He dictado charlas en Uruguay, Argentina y Chile sobre estos temas. El judaísmo
latinoamericano tiene el desafío de permanecer y seguir generando la cultura
judía en estas tierras. Su labor ha sido pródiga y debemos hacer conocer esa
tarea y a pesar de que el número de judíos ha disminuido en estas latitudes
permanece un sentimiento de pertenencia.
¿Te animas a comparar a otras colectividades con la
uruguaya?
Te diré que las colectividades latinoamericanas tienen más
semejanzas que diferencias. Se vive en comunidad y esto significa que la
colectividad da el marco de vida a sus miembros, desde la enseñanza de las
tradiciones hasta el fin de nuestros días en camposantos comunitarios, toda la
vida transcurre en tnuot, bar o batmitzvot, planes de estudio o viajes a
Israel, celebraciones religiosas y deportivas, educación comunitaria y demás.
Uruguay tiene particularmente una comunidad mayoritariamente sionista e
identificada con el Estado de Israel. Entiendo que la posibilidad de
intercambiar experiencias entre las mismas puede fortalecer el judaísmo de la
región y encontrar políticas comunes de lucha contra el antisemitismo continental.
COLECTIVIDAD- GOBIERNO
Se ha hablado y escrito bastante sobre la mejoría en las
relaciones bilaterales entre Uruguay e Israel con el gobierno actual del
Presidente Vázquez, con la Cancillería a cargo de Rodolfo Nin Novoa. Si bien el
CCIU es una institución judía uruguaya, que representa a la colectividad ante
su único gobierno, que es el uruguayo, no es secreto que las relaciones con Israel pueden incidir, por la centralidad
de Israel en general en la vida judía. ¿Se siente también en la actividad del
Comité Central cuando hay un cambio al máximo nivel?

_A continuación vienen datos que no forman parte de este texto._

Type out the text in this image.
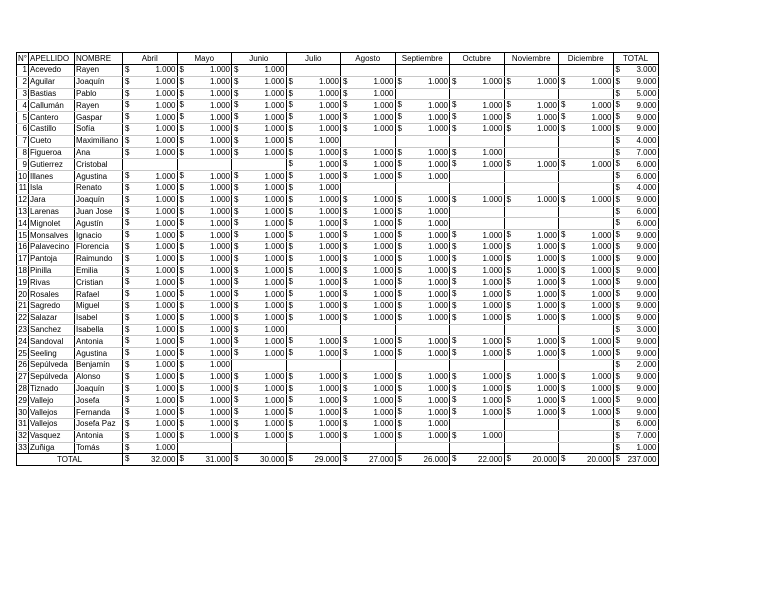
N°	APELLIDO	NOMBRE	Abril	Mayo	Junio	Julio	Agosto	Septiembre	Octubre	Noviembre	Diciembre	TOTAL
1	Acevedo	Rayen	$ 1.000	$ 1.000	$ 1.000							$ 3.000

2	Aguilar	Joaquín	$ 1.000	$ 1.000	$ 1.000	$ 1.000	$ 1.000	$ 1.000	$ 1.000	$ 1.000	$ 1.000	$ 9.000

3	Bastias	Pablo	$ 1.000	$ 1.000	$ 1.000	$ 1.000	$ 1.000					$ 5.000

4	Callumán	Rayen	$ 1.000	$ 1.000	$ 1.000	$ 1.000	$ 1.000	$ 1.000	$ 1.000	$ 1.000	$ 1.000	$ 9.000

5	Cantero	Gaspar	$ 1.000	$ 1.000	$ 1.000	$ 1.000	$ 1.000	$ 1.000	$ 1.000	$ 1.000	$ 1.000	$ 9.000

6	Castillo	Sofía	$ 1.000	$ 1.000	$ 1.000	$ 1.000	$ 1.000	$ 1.000	$ 1.000	$ 1.000	$ 1.000	$ 9.000

7	Cueto	Maximiliano	$ 1.000	$ 1.000	$ 1.000	$ 1.000						$ 4.000

8	Figueroa	Ana	$ 1.000	$ 1.000	$ 1.000	$ 1.000	$ 1.000	$ 1.000	$ 1.000			$ 7.000

9	Gutierrez	Cristobal				$ 1.000	$ 1.000	$ 1.000	$ 1.000	$ 1.000	$ 1.000	$ 6.000

10	Illanes	Agustina	$ 1.000	$ 1.000	$ 1.000	$ 1.000	$ 1.000	$ 1.000				$ 6.000

11	Isla	Renato	$ 1.000	$ 1.000	$ 1.000	$ 1.000						$ 4.000

12	Jara	Joaquín	$ 1.000	$ 1.000	$ 1.000	$ 1.000	$ 1.000	$ 1.000	$ 1.000	$ 1.000	$ 1.000	$ 9.000

13	Larenas	Juan Jose	$ 1.000	$ 1.000	$ 1.000	$ 1.000	$ 1.000	$ 1.000				$ 6.000

14	Mignolet	Agustín	$ 1.000	$ 1.000	$ 1.000	$ 1.000	$ 1.000	$ 1.000				$ 6.000

15	Monsalves	Ignacio	$ 1.000	$ 1.000	$ 1.000	$ 1.000	$ 1.000	$ 1.000	$ 1.000	$ 1.000	$ 1.000	$ 9.000

16	Palavecino	Florencia	$ 1.000	$ 1.000	$ 1.000	$ 1.000	$ 1.000	$ 1.000	$ 1.000	$ 1.000	$ 1.000	$ 9.000

17	Pantoja	Raimundo	$ 1.000	$ 1.000	$ 1.000	$ 1.000	$ 1.000	$ 1.000	$ 1.000	$ 1.000	$ 1.000	$ 9.000

18	Pinilla	Emilia	$ 1.000	$ 1.000	$ 1.000	$ 1.000	$ 1.000	$ 1.000	$ 1.000	$ 1.000	$ 1.000	$ 9.000

19	Rivas	Cristian	$ 1.000	$ 1.000	$ 1.000	$ 1.000	$ 1.000	$ 1.000	$ 1.000	$ 1.000	$ 1.000	$ 9.000

20	Rosales	Rafael	$ 1.000	$ 1.000	$ 1.000	$ 1.000	$ 1.000	$ 1.000	$ 1.000	$ 1.000	$ 1.000	$ 9.000

21	Sagredo	Miguel	$ 1.000	$ 1.000	$ 1.000	$ 1.000	$ 1.000	$ 1.000	$ 1.000	$ 1.000	$ 1.000	$ 9.000

22	Salazar	Isabel	$ 1.000	$ 1.000	$ 1.000	$ 1.000	$ 1.000	$ 1.000	$ 1.000	$ 1.000	$ 1.000	$ 9.000

23	Sanchez	Isabella	$ 1.000	$ 1.000	$ 1.000							$ 3.000

24	Sandoval	Antonia	$ 1.000	$ 1.000	$ 1.000	$ 1.000	$ 1.000	$ 1.000	$ 1.000	$ 1.000	$ 1.000	$ 9.000

25	Seeling	Agustina	$ 1.000	$ 1.000	$ 1.000	$ 1.000	$ 1.000	$ 1.000	$ 1.000	$ 1.000	$ 1.000	$ 9.000

26	Sepúlveda	Benjamín	$ 1.000	$ 1.000								$ 2.000

27	Sepúlveda	Alonso	$ 1.000	$ 1.000	$ 1.000	$ 1.000	$ 1.000	$ 1.000	$ 1.000	$ 1.000	$ 1.000	$ 9.000

28	Tiznado	Joaquín	$ 1.000	$ 1.000	$ 1.000	$ 1.000	$ 1.000	$ 1.000	$ 1.000	$ 1.000	$ 1.000	$ 9.000

29	Vallejo	Josefa	$ 1.000	$ 1.000	$ 1.000	$ 1.000	$ 1.000	$ 1.000	$ 1.000	$ 1.000	$ 1.000	$ 9.000

30	Vallejos	Fernanda	$ 1.000	$ 1.000	$ 1.000	$ 1.000	$ 1.000	$ 1.000	$ 1.000	$ 1.000	$ 1.000	$ 9.000

31	Vallejos	Josefa Paz	$ 1.000	$ 1.000	$ 1.000	$ 1.000	$ 1.000	$ 1.000				$ 6.000

32	Vasquez	Antonia	$ 1.000	$ 1.000	$ 1.000	$ 1.000	$ 1.000	$ 1.000	$ 1.000			$ 7.000

33	Zuñiga	Tomás	$ 1.000									$ 1.000

TOTAL			$ 32.000	$ 31.000	$ 30.000	$ 29.000	$ 27.000	$ 26.000	$ 22.000	$ 20.000	$ 20.000	$ 237.000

Entiendo que el relacionamiento que mantienen ambos estados
es y ha sido óptimo. Esto constituye a mi criterio una política de estado de
ambos países. Desde 1948 con la creación del Estado de Israel – y la especial
participación de Uruguay en su independencia – hasta nuestros días, el
relacionamiento de ambos pueblos y gobiernos ha sido inmejorable. En ese
relacionamiento inciden la importante colectividad uruguaya que reside en
Israel y la colectividad judía uruguaya y es razonable que ello suceda. Este
grado de acercamiento histórico se da en virtud de los ideales de paz y
democracia que ambos pueblos comparten desde su creación. Particularmente la relación de este gobierno
con el Comité Central y la colectividad judía es muy buena.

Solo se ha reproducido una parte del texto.